Twenty feet away, Quicksilver braced his feet and shook himself from ears to tail. More red dust rained onto the stone floor to dissipate into motes. Quick had recovered his cool, northern colors of gray fur and blue eyes.
Bez dusted off chubby hands, making us cough again. “Good work. That was like the elder days, Shez, when we gods weren’t all living by rules cast in stone and hieroglyphs.”
“Indeed,” Shez agreed. “I cannot wait to resume my old role, though, toward these new-style and decadent ruling Egyptians. They relish my bloodwine and scented balms and perfumes but have neglected to worship my other role as a winepress of sinful souls, where I stood as Lord of the Blood beside Osiris, as his chosen headsman.”
Ric and I checked each other’s understanding and pulse rate, wary of our associate’s new blood-lusty attitude. Almost everyone with a smattering of Egyptian knowledge knew Osiris was the God of the Dead. His “headsman” must be a pretty bad fellow. What had I let loose on the Karnak and Las Vegas?

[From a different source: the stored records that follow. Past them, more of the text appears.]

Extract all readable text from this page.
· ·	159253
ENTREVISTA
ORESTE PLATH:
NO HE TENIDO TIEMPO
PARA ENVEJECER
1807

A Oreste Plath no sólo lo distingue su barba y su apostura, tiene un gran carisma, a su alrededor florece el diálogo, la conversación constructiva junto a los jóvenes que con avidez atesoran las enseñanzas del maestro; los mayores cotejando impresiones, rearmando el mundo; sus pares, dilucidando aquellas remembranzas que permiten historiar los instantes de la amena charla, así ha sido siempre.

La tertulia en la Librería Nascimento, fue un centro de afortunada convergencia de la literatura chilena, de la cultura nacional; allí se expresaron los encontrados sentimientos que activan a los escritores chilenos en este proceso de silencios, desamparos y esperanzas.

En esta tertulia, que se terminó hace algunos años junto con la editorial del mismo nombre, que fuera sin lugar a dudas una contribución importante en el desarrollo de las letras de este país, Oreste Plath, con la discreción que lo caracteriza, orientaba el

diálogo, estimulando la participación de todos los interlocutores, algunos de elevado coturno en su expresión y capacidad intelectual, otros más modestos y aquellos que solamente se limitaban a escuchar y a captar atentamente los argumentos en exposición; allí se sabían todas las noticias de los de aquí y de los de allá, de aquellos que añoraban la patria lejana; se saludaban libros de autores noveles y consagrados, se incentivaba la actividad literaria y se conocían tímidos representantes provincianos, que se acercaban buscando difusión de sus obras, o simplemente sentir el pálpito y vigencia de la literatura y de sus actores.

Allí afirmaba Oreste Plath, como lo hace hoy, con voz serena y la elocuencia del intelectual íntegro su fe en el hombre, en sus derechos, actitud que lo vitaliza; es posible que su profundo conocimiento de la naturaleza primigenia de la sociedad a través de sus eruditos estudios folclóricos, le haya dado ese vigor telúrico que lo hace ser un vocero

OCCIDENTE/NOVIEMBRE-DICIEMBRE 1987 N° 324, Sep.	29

“A ‘winepress of sinful souls’?” Ric asked Shez, getting to the nitty-gritty.
“So it is written in the ancient texts now known as the Book of the Dead,” Bez explained with reverence. “He”-pointing to Shez-“is to be worshipped and dreaded. He is the Lord of the Blood. When evil souls try to slip into the Afterlife he slaughters them, wrenches off their heads, and throws them like grapes into the press to make bloodwine for the pharaohs.”
Ric had gone silent. For once I didn’t want to break the tension with a quip.
“It is written,” Bez went on like any true believer quoting from a holy book, “that he rules in the night of the burning damned, and of the overthrow of the wicked at the Block, and of the slaughter of souls. It is he, Shezmou, the headsman of Osiris, who cuts them up, Shezmou who has boiled their pieces in his blazing cauldrons so that Unas can eat their words of power, can consume their spirits. Unas is mighty, but Shezmou is the Lord of the Slaughter.”
I had no idea who this Unas was, and from what little I’d learned of the Egyptian pantheon, they’d had three thousand years to fine-tune an enormous number of gods and functions.
So I didn’t doubt that Shez, exacting winemaker and perfume connoisseur, had a dark side I’d never want to meet in person.
Also, though, I figured Ric and I could sure use it now.